By design the sandbox has **no network and no real timers** (`setTimeout`
resolves on the microtask queue). CSS **flex** supports `flex-direction`,
`justify-content` and `flex-grow`; **grid** lays out `grid-template-columns`;
**float** maps to inline-block.

## OCR & text intelligence

Text already in a PDF is extracted **font-aware** (zero tofu) with reading-order
lines and bounding boxes, and is searchable with highlight boxes. For **scanned,
image-only pages** the engine has a built-in OCR following the classic Tesseract
pipeline — Otsu binarization → connected-component blobs → line/word segmentation
→ per-glyph classification — but with a from-scratch, dependency-free classifier:

- The classifier is a small MLP **trained offline** on two public sources:
**EMNIST** (NIST handwritten digits + letters, public domain) for **handwriting**,
and **synthetic glyphs rendered from ~220 system fonts** (the Tesseract
`text2image` approach) for **printed text, punctuation and accented Latin**.
- Training is build-time only (`tools/train_ocr.py`); the engine ships the
**int8-quantized weights** and runs a pure-`std` forward pass — no ML library,
no model download at runtime.
- **Scripts/languages:** Latin — `0-9 A-Z a-z`, common punctuation, and accented
Latin (`é è à ç ñ ü …`) for French, Spanish, German, Portuguese, etc. Both
**printed and handwritten** Latin are recognized. Other scripts (Cyrillic,
Greek, CJK, Arabic) are not covered yet — they're a matter of adding classes +
data to the trainer, with **no runtime change**.
- **Honest accuracy:** strong on clean machine print, decent on tidy handwriting
(EMNIST-grade); noisy scans and dense layouts are harder.
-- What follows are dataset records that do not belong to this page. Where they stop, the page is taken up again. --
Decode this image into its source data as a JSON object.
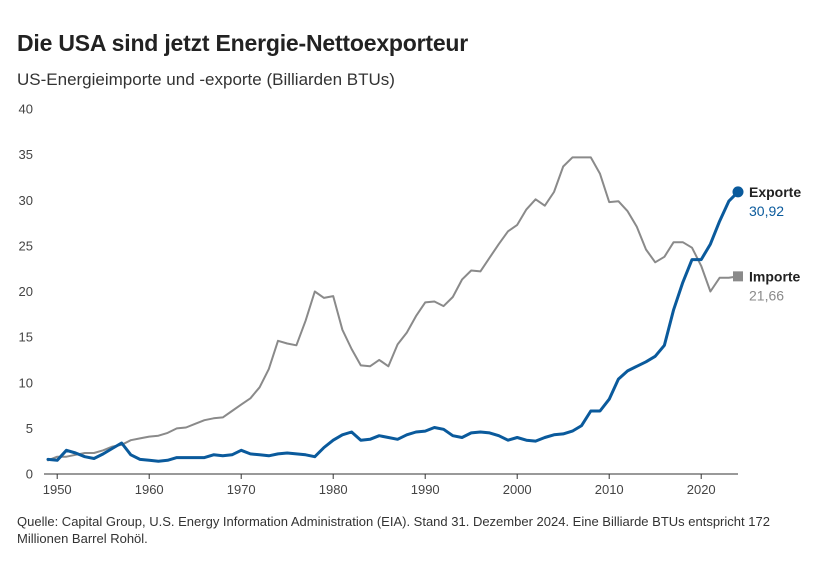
{
  "title": "Die USA sind jetzt Energie-Nettoexporteur",
  "subtitle": "US-Energieimporte und -exporte (Billiarden BTUs)",
  "footer": "Quelle: Capital Group, U.S. Energy Information Administration (EIA). Stand 31. Dezember 2024. Eine Billiarde BTUs entspricht 172 Millionen Barrel Rohöl.",
  "chart_data": {
    "type": "line",
    "title": "Die USA sind jetzt Energie-Nettoexporteur",
    "ylabel": "US-Energieimporte und -exporte (Billiarden BTUs)",
    "xlabel": "",
    "xlim": [
      1949,
      2024
    ],
    "ylim": [
      0,
      40
    ],
    "x_ticks": [
      1950,
      1960,
      1970,
      1980,
      1990,
      2000,
      2010,
      2020
    ],
    "y_ticks": [
      0,
      5,
      10,
      15,
      20,
      25,
      30,
      35,
      40
    ],
    "grid": false,
    "x": [
      1949,
      1950,
      1951,
      1952,
      1953,
      1954,
      1955,
      1956,
      1957,
      1958,
      1959,
      1960,
      1961,
      1962,
      1963,
      1964,
      1965,
      1966,
      1967,
      1968,
      1969,
      1970,
      1971,
      1972,
      1973,
      1974,
      1975,
      1976,
      1977,
      1978,
      1979,
      1980,
      1981,
      1982,
      1983,
      1984,
      1985,
      1986,
      1987,
      1988,
      1989,
      1990,
      1991,
      1992,
      1993,
      1994,
      1995,
      1996,
      1997,
      1998,
      1999,
      2000,
      2001,
      2002,
      2003,
      2004,
      2005,
      2006,
      2007,
      2008,
      2009,
      2010,
      2011,
      2012,
      2013,
      2014,
      2015,
      2016,
      2017,
      2018,
      2019,
      2020,
      2021,
      2022,
      2023,
      2024
    ],
    "series": [
      {
        "name": "Exporte",
        "color": "#0A5A9C",
        "last_value_label": "30,92",
        "values": [
          1.6,
          1.5,
          2.6,
          2.3,
          1.9,
          1.7,
          2.2,
          2.8,
          3.4,
          2.1,
          1.6,
          1.5,
          1.4,
          1.5,
          1.8,
          1.8,
          1.8,
          1.8,
          2.1,
          2.0,
          2.1,
          2.6,
          2.2,
          2.1,
          2.0,
          2.2,
          2.3,
          2.2,
          2.1,
          1.9,
          2.9,
          3.7,
          4.3,
          4.6,
          3.7,
          3.8,
          4.2,
          4.0,
          3.8,
          4.3,
          4.6,
          4.7,
          5.1,
          4.9,
          4.2,
          4.0,
          4.5,
          4.6,
          4.5,
          4.2,
          3.7,
          4.0,
          3.7,
          3.6,
          4.0,
          4.3,
          4.4,
          4.7,
          5.3,
          6.9,
          6.9,
          8.2,
          10.4,
          11.3,
          11.8,
          12.3,
          12.9,
          14.1,
          18.0,
          21.0,
          23.5,
          23.5,
          25.2,
          27.7,
          29.9,
          30.92
        ]
      },
      {
        "name": "Importe",
        "color": "#8A8A8A",
        "last_value_label": "21,66",
        "values": [
          1.5,
          1.9,
          1.9,
          2.1,
          2.3,
          2.3,
          2.6,
          3.0,
          3.2,
          3.7,
          3.9,
          4.1,
          4.2,
          4.5,
          5.0,
          5.1,
          5.5,
          5.9,
          6.1,
          6.2,
          6.9,
          7.6,
          8.3,
          9.5,
          11.5,
          14.6,
          14.3,
          14.1,
          16.8,
          20.0,
          19.3,
          19.5,
          15.8,
          13.7,
          11.9,
          11.8,
          12.5,
          11.8,
          14.2,
          15.5,
          17.3,
          18.8,
          18.9,
          18.4,
          19.4,
          21.3,
          22.3,
          22.2,
          23.7,
          25.2,
          26.6,
          27.3,
          29.0,
          30.1,
          29.4,
          30.9,
          33.7,
          34.7,
          34.7,
          34.7,
          32.9,
          29.8,
          29.9,
          28.8,
          27.1,
          24.6,
          23.2,
          23.8,
          25.4,
          25.4,
          24.8,
          22.8,
          20.0,
          21.5,
          21.5,
          21.66
        ]
      }
    ],
    "legend": "inline-right"
  }
}
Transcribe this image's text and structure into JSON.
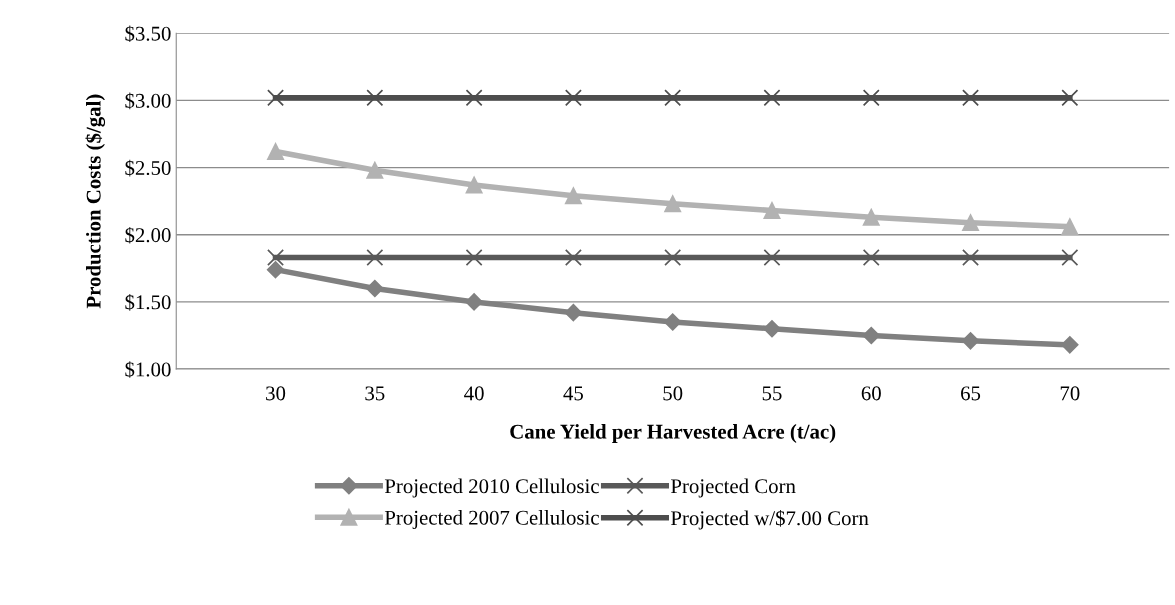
{
  "chart_data": {
    "type": "line",
    "xlabel": "Cane Yield per Harvested Acre (t/ac)",
    "ylabel": "Production Costs ($/gal)",
    "x": [
      30,
      35,
      40,
      45,
      50,
      55,
      60,
      65,
      70
    ],
    "xlim": [
      25,
      75
    ],
    "xticks": [
      30,
      35,
      40,
      45,
      50,
      55,
      60,
      65,
      70
    ],
    "ylim": [
      1.0,
      3.5
    ],
    "yticks": [
      {
        "value": 1.0,
        "label": "$1.00"
      },
      {
        "value": 1.5,
        "label": "$1.50"
      },
      {
        "value": 2.0,
        "label": "$2.00"
      },
      {
        "value": 2.5,
        "label": "$2.50"
      },
      {
        "value": 3.0,
        "label": "$3.00"
      },
      {
        "value": 3.5,
        "label": "$3.50"
      }
    ],
    "grid": "y",
    "legend": "bottom",
    "line_style": "solid",
    "series": [
      {
        "name": "Projected 2010 Cellulosic",
        "color": "#808080",
        "marker": "diamond",
        "values": [
          1.74,
          1.6,
          1.5,
          1.42,
          1.35,
          1.3,
          1.25,
          1.21,
          1.18
        ]
      },
      {
        "name": "Projected 2007 Cellulosic",
        "color": "#b2b2b2",
        "marker": "triangle",
        "values": [
          2.62,
          2.48,
          2.37,
          2.29,
          2.23,
          2.18,
          2.13,
          2.09,
          2.06
        ]
      },
      {
        "name": "Projected Corn",
        "color": "#595959",
        "marker": "cross",
        "values": [
          1.83,
          1.83,
          1.83,
          1.83,
          1.83,
          1.83,
          1.83,
          1.83,
          1.83
        ]
      },
      {
        "name": "Projected w/$7.00 Corn",
        "color": "#4d4d4d",
        "marker": "cross",
        "values": [
          3.02,
          3.02,
          3.02,
          3.02,
          3.02,
          3.02,
          3.02,
          3.02,
          3.02
        ]
      }
    ]
  }
}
Retrain with more data
to improve — the runtime never changes.

## Layout

```
crates/core gigapdf-core — the whole engine (parse, inflate, edit, render, crypto, convert)
crates/wasm gigapdf-wasm — extern "C" WebAssembly bindings (zero-dep ABI)
fixtures/ test PDFs
test/ wasm-smoke.mjs — end-to-end Node harness
tools/ catalog/ICC generators + snapshots
docs/ API.md · USAGE.md · INSTALL.md
```

## Quickstart

### Rust

```rust
use gigapdf_core::Document;

let mut doc = Document::open(&bytes)?;
let docx = doc.to_docx(); // PDF → editable Word
let pdf = gigapdf_core::convert::reverse::txt_to_pdf("Hello\nWorld"); // text → PDF
doc.embed_truetype_font("Roboto", &ttf)?; // host-downloaded font
let signed = doc.sign(&signer, "Me", "Approval", "D:20260614120000Z")?;
let out = doc.save();
```

### Browser / Node (WebAssembly)

```js
const { instance } = await WebAssembly.instantiate(wasmBytes, {});
const ex = instance.exports;
const handle = ex.gp_open(ptr, len); // returns an opaque handle
const docx = callBuffer(() => ex.gp_to_docx(handle, lenPtr)); // → Uint8Array
ex.gp_close(handle);
```

### Documentation

| Doc | What's in it |
|-----|--------------|
| [`docs/SDK.md`](docs/SDK.md) | **Complete TypeScript SDK reference** — every `GigaPdfEngine`/`GigaPdfDoc` method, grouped by domain, with parameters, returns and notes. |
| [`docs/USAGE.md`](docs/USAGE.md) | Cookbook: the buffer ABI plus a worked example for every feature area. |
| [`docs/API.md`](docs/API.md) | The Rust ↔ WASM ABI mapping (every `gp_*` export and its Rust method). |
| [`docs/HTML-CSS.md`](docs/HTML-CSS.md) | The **exhaustive** list of supported HTML elements, CSS properties, units, colours, selectors and JS in the HTML→PDF renderer. |
| [`docs/INSTALL.md`](docs/INSTALL.md) | Install, build-from-source, and Next.js (`output: "standalone"`) wiring. |

## Build

```bash
cargo test -p gigapdf-core # native tests (real fixtures)
cargo wasm # build the WASM engine (alias, see .cargo/config.toml)
node test/wasm-smoke.mjs # end-to-end WASM smoke test
```

`cargo wasm` is a repo alias for the full target build, so you never type the
target triple by hand (`cargo wasm-dev` for a debug build).

The release `.wasm` is ~540 KB — **zero dependencies**, versus ~14 MB for MuPDF.

## License & provenance

PolyForm Noncommercial 1.0.0. Built clean-room from the ISO 32000 specification;
**no AGPL code (e.g. MuPDF) was ever read or copied.** See [`LICENSE`](LICENSE).